From Excuse to Opportunity – Rethinking Regulation in Financial Services

- Nadish Lad, Global Head of Product and Strategic Business at Volante Technologies
- 15.09.2025 10:00 am #FinancialServices #RegTech
Many financial institutions consider regulatory compliance the main obstacle to innovation. And some may argue that this thinking makes sense: rules are complex, oversight is increasing, and non-compliance can carry severe consequences.
But on further investigation, data tells a different story. In fact, research shows that although 39% of financial institutions identify compliance and regulatory change as a top challenge, it still trails behind other barriers such as skills gaps and legacy infrastructure.
So is regulation really the culprit, or is it actually being used as a scapegoat? It’s clear that the real issue isn’t regulation but inherent issues within organisations. Legacy technology, fragmented operations, and slow approvals have created environments where compliance has become cumbersome and unnecessarily complex.
Rules versus processes
Understanding the difference between genuine regulatory requirements, and internal process failures masquerading as compliance issues, is crucial. Real regulatory blockers are specific legal requirements that directly prevent certain business activities. Self-imposed constraints, however, stem from inflexible systems, overly cautious cultures, or poorly designed processes that make compliance far more complicated than it needs to be.
Financial institutions need to audit their operational bottlenecks honestly. When a new product launch gets delayed, ask the hard question: does regulation explicitly forbid it, or does the compliance team simply lack the tools to evaluate it quickly? Most often, it's the latter. By clearly mapping regulatory requirements against internal capabilities, firms can identify where the real problems lie.
The regulation blame game
Compliance has been unfairly identified as an innovation blocker. While it is true that new requirements add workload, compliance has become a catch-all excuse to justify delays in upgrading infrastructure or pursuing new strategies. Blaming regulation often masks a reluctance to confront the scale of change required internally, or a lack of consensus within organisations about how to prioritise investment.
The reality is that well-designed compliance should enable innovation, not block it. Good regulatory processes provide clear boundaries within which firms can operate confidently. When compliance becomes a barrier, it's usually because the underlying infrastructure was never built to handle regulatory requirements efficiently.
Innovation starts with infrastructure
True competitiveness depends less on meeting regulatory deadlines and more on building resilient, adaptable systems.
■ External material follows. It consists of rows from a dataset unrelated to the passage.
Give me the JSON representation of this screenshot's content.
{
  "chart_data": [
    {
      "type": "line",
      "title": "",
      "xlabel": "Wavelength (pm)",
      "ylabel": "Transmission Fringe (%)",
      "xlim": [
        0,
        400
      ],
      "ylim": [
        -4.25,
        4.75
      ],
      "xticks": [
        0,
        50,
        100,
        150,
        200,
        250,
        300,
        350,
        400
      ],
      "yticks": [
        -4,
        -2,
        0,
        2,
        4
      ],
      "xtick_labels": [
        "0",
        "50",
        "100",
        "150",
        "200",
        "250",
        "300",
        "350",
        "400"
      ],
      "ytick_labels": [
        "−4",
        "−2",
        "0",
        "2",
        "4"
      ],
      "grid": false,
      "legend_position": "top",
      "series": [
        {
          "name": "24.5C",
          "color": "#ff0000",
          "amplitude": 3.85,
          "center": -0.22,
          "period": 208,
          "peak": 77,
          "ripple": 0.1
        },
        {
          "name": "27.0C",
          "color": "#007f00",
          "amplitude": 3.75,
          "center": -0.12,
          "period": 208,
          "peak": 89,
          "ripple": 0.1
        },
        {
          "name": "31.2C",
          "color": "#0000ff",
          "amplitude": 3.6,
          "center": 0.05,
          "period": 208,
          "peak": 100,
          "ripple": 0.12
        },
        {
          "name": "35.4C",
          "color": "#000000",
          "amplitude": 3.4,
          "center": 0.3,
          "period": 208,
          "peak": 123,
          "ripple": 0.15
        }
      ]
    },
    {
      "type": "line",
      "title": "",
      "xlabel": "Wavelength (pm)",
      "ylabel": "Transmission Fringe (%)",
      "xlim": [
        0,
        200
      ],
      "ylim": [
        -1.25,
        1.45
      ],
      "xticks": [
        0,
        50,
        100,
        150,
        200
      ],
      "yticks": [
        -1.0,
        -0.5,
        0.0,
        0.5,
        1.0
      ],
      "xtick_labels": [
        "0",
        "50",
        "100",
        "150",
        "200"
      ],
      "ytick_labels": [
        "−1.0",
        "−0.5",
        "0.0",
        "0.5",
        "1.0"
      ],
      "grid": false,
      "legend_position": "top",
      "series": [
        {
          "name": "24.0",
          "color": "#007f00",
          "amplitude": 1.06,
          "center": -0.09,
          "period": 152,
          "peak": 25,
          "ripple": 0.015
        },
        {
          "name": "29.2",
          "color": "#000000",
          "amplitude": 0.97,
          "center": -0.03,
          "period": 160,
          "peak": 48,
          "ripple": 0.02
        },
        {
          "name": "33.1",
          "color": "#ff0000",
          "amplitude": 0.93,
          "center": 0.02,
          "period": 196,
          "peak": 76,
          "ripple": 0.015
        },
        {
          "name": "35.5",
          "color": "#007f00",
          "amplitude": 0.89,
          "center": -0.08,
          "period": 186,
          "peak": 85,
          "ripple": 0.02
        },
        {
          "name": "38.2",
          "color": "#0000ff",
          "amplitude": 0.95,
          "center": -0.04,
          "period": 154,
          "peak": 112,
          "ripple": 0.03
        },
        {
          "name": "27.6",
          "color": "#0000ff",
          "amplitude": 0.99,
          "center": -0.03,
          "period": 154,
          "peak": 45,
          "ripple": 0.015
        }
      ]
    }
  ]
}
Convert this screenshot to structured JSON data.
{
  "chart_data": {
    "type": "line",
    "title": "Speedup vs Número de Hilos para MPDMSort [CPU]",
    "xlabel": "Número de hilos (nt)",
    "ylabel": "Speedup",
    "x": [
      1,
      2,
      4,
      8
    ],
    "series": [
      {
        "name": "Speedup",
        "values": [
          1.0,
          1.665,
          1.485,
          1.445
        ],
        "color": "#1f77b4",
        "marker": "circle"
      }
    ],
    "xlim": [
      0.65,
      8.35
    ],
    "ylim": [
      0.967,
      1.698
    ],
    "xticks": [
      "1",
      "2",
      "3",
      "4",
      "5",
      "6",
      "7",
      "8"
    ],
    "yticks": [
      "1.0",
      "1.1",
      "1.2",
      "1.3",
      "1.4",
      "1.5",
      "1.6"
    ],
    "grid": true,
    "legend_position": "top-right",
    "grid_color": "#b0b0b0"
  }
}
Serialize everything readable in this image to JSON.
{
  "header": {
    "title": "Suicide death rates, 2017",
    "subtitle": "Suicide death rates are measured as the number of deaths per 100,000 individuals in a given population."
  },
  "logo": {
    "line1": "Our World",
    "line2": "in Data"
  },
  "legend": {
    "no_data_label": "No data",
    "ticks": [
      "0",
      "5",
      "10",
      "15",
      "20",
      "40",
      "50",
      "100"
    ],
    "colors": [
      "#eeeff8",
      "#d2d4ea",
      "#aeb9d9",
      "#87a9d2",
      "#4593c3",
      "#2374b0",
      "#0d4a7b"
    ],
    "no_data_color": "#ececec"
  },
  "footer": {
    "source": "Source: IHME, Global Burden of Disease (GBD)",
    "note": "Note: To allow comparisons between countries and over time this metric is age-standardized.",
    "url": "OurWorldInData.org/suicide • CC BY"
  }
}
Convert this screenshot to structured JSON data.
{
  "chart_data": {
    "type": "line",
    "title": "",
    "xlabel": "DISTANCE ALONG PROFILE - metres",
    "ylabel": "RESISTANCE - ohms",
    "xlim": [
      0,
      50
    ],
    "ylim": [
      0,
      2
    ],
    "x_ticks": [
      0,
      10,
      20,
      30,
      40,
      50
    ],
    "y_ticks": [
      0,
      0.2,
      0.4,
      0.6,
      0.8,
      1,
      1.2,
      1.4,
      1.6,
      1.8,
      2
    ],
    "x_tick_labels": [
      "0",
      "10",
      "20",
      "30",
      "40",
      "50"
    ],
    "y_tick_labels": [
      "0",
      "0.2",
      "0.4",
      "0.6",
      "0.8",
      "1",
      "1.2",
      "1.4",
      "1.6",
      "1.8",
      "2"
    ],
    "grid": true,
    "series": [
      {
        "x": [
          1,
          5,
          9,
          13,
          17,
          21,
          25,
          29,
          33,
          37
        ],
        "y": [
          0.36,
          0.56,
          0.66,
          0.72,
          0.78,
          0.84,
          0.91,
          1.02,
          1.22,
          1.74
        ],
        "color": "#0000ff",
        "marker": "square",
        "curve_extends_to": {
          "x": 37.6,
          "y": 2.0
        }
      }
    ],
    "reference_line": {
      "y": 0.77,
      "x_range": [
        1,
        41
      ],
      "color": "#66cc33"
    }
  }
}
Legacy infrastructure is a far bigger drag on growth than regulation, making even small changes slow and costly. Many banks still run on decades-old systems, with layers of custom code and workarounds. In fact, 72% of financial institutions cite the complexity of core legacy systems as their biggest challenge when modernising payments infrastructure. This entrenched complexity makes every regulatory update feel heavier than it really is.
By contrast, institutions that invest in modern, cloud-based architectures and real-time data capabilities find themselves more adaptable. The Bank of England’s move to replace the UK’s outdated Faster Payments infrastructure highlights that legacy technology, not regulation, is the real barrier to progress. With flexible foundations, financial institutions can implement regulatory changes through configuration rather than costly bespoke builds. Moreover, these modern systems unlock new possibilities for product development, integration with fintech partners, and improved customer experience.
Making compliance a catalyst
The most forward-looking firms use regulation as a trigger for transformation, not a reason to stall. Each new compliance requirement becomes a business case for better infrastructure, improved processes, and stronger organisational capabilities. Instead of patching old systems to meet new rules, these firms use regulatory deadlines as catalysts for comprehensive upgrades.
This approach requires building flexibility into core systems from the ground up. Technology should be designed to anticipate and accommodate regulatory change, not just react to it. This means choosing modular platforms that can be reconfigured quickly, implementing real-time monitoring and reporting, and treating compliance teams as strategic partners. When regulation drives improvement rather than paralysis, firms find they can meet compliance requirements whilst simultaneously delivering better customer experiences and greater operational efficiency.
Stop blaming, start building
Ultimately, regulation itself isn’t the enemy. A robust approach to compliance not only protects customers but also builds trust and helps maintain an equitable environment.
The fact that regulation exists isn’t the problem; the true issue lies in how financial organisations adhere to it. Continuing to treat regulation as a barrier will only lead to being put at a disadvantage, while competitors steal market share with greater agility and superior tech solutions.
Early investment in forward thinking processes and compliance ready technology will enable firms to view regulatory requirements as a trigger for innovation, and position them with a competitive advantage. Financial services leaders will be those who no longer see regulation as an inhibitor but as a strong foundation for innovation and growth.